Untergruppenbach - Mindestens 380 Stellen sollen wegfallen, ein Werk soll geschlossen werden: Beim Untergruppenbacher Getriebebauer Getrag ist die Stimmung am Boden. Manfred Stockburger fragte den Konzernchef Dieter Schlenkermann (Foto: Getrag), welche Perspektive das angeschlagene Unternehmen hat.

Wie geht es Ihnen, Herr Schlenkermann?


Dieter Schlenkermann: Persönlich belastet mich die Krisensituation unserer Industrie und damit auch unseres Unternehmens sehr, wie man sich leicht vorstellen kann. Wie Sie wissen, steckt die weltweite Automobilindustrie gerade in einer schweren Krise. Uns als Automobilzulieferer trifft das natürlich auch. Derzeit setzen wir ein Konzept zur Restrukturierung um, um die Überkapazitäten zu verringern. Wir sind optimistisch, dass uns das gelingt, und wir gestärkt aus der Krise hervorgehen.

Wie ist die Stimmung in der Belegschaft, seit Sie den drastischen Personalabbau angekündigt haben?

Schlenkermann: Unseren Mitarbeiterinnen und Mitarbeitern ist klar, dass auch wir unter der schweren Krise leiden. Sie wissen, dass harte Maßnahmen ergriffen werden müssen, um Getrag nachhaltig zu sichern. Insofern wollen sie natürlich schnell wissen, wer von den Maßnahmen betroffen ist. Wir arbeiten deshalb so gründlich wie nötig und zügig wie möglich an den Entscheidungen.

Die IG Metall hat klare Bedingungen für die Verhandlungen formuliert: keine Entlassungen, keine Werksschließung, keine zusätzlich Eingriffe in den Tarif. Und der Sozialplan darf nicht schlechter ausgestattet sein, als der aus dem Jahr 2004. Wie laufen die Gespräche?

Schlenkermann: Die Gespräche haben in der vorletzten Woche begonnen. Sie sind sehr konstruktiv gestartet und laufen sehr zielorientiert. Wir haben den Eindruck, dass es auch der IG Metall um ein schnelles, aber wohl durchdachtes Ergebnis geht.
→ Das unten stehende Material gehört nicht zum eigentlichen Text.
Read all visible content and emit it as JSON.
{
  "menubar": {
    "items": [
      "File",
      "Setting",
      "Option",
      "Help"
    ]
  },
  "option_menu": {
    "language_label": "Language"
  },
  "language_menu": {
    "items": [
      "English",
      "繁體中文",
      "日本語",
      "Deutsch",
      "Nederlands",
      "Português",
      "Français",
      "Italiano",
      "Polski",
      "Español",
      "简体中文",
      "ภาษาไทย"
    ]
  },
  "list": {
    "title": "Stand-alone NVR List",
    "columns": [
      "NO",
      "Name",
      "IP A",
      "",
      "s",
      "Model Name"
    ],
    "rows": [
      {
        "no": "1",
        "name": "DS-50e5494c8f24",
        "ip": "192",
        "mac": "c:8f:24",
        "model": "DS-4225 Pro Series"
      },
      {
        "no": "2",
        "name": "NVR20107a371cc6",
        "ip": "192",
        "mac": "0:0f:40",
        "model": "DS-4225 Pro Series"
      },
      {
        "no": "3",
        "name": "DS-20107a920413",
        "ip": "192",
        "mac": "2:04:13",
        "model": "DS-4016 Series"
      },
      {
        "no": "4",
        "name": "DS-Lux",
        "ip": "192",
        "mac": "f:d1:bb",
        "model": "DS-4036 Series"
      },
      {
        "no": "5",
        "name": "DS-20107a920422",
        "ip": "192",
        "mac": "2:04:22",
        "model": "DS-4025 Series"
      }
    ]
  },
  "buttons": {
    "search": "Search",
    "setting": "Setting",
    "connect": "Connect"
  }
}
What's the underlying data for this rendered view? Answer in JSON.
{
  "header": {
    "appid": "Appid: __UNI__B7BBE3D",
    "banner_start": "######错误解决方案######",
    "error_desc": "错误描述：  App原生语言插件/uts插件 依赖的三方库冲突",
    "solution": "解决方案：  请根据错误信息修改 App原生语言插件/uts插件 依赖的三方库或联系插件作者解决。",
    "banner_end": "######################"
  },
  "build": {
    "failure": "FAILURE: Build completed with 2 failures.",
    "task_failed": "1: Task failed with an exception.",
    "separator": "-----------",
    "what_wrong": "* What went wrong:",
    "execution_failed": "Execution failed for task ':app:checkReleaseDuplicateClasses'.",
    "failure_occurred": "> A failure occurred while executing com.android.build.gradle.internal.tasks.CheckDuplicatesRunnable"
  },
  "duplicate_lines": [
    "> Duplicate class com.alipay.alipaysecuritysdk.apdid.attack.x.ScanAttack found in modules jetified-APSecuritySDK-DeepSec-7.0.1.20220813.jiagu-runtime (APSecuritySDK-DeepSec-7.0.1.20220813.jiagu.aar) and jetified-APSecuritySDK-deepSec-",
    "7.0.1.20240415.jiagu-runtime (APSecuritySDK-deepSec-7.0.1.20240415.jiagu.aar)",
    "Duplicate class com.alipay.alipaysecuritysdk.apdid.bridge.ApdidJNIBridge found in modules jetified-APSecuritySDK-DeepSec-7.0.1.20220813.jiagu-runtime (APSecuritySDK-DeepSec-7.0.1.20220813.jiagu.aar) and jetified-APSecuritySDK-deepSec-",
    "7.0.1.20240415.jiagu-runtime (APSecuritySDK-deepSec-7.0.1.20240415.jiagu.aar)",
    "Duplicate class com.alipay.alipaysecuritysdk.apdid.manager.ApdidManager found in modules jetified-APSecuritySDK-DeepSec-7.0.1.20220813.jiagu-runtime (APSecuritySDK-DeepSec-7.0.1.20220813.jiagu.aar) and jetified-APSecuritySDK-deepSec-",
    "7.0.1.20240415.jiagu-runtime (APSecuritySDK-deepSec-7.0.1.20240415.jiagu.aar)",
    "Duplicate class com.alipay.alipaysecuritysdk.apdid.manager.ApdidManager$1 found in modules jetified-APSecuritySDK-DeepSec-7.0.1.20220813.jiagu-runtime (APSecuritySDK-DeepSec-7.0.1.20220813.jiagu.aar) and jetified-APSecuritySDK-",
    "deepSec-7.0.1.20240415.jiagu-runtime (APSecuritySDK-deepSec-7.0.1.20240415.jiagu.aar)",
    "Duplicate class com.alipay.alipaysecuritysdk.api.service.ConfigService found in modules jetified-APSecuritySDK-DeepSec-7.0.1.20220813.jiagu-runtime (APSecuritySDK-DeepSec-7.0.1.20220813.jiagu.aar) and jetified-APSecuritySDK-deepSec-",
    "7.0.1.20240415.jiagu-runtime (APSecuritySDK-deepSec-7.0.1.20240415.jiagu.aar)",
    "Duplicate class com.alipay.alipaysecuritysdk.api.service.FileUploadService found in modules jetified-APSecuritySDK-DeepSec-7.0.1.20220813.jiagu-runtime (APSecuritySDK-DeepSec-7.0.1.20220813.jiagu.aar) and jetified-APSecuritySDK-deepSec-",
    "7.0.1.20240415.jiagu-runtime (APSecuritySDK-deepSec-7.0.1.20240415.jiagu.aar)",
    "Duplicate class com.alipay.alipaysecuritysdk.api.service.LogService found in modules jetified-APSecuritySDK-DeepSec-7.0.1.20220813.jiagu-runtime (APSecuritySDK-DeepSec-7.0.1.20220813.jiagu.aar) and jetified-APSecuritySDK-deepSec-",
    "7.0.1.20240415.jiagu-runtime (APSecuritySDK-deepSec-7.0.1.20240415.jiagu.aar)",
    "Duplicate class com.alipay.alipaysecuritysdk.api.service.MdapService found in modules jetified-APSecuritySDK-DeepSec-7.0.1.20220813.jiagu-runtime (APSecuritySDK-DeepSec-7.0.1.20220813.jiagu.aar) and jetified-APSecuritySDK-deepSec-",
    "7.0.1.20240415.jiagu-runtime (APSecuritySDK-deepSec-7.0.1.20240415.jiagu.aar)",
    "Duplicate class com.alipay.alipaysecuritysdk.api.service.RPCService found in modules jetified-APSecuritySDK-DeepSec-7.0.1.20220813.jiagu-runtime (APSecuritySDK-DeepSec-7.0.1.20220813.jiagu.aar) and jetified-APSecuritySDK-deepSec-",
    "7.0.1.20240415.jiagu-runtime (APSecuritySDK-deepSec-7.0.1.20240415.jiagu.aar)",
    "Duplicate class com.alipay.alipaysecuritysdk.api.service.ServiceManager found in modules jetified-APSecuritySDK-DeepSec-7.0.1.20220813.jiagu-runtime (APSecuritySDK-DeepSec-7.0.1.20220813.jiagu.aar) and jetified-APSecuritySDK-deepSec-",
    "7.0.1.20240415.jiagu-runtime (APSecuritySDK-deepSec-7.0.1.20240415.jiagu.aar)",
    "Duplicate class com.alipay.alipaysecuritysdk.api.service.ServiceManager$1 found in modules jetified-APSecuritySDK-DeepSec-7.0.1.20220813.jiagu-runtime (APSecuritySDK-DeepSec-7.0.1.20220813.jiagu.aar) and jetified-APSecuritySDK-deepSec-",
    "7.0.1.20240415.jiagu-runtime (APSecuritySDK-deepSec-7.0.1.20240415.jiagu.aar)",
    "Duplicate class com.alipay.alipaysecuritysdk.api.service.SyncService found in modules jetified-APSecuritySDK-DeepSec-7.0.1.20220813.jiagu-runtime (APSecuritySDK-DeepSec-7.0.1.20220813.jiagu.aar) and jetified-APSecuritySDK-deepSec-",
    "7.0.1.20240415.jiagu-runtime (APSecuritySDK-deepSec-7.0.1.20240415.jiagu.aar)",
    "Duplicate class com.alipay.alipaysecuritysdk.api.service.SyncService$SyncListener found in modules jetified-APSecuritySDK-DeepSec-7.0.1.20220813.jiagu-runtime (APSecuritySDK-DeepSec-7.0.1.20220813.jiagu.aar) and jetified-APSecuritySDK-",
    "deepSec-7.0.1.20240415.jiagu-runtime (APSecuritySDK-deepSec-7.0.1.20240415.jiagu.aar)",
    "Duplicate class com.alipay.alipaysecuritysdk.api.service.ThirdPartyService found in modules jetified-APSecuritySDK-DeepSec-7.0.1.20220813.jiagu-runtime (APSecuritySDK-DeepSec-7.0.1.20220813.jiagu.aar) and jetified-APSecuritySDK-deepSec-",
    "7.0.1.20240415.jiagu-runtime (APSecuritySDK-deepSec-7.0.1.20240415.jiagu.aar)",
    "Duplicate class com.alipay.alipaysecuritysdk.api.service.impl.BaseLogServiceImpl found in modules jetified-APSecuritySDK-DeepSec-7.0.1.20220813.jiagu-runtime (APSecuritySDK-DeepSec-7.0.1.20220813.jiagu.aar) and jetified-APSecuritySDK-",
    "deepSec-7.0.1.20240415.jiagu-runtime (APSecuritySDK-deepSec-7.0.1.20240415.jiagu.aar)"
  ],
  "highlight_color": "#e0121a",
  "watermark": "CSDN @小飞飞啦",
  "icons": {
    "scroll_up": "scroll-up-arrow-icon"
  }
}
Die Sicherheit, die sich die Mitarbeiter mit dem Lohnverzicht vor drei Jahren erkauft haben, ist weg. Welche neue Perspektive können Sie Ihren Mitarbeitern bieten, wenn sie sich auf ein neues Sparpaket einlassen?

Schlenkermann: Keiner konnte vorhersehen, mit welcher Heftigkeit und Geschwindigkeit die Krise in der Automobilkrise um sich greift. Unsere Planungen waren auf einen aus damaliger Sicht realistischen Konjunkturverlauf ausgerichtet. Wir stehen nun vor einer grundlegend anderen Situation, sind aber sicher, dass Getrag nach der Restrukturierung gestärkt dastehen wird, denn wir haben die Technologien, die die Automobile der Zukunft brauchen werden. Die Perspektive ist also, nach der Restrukturierung in einem zukunftsfähigen Unternehmen zu arbeiten, das weiterhin der Hauptansprechpartner der Automobilindustrie für Getriebetechnologie ist.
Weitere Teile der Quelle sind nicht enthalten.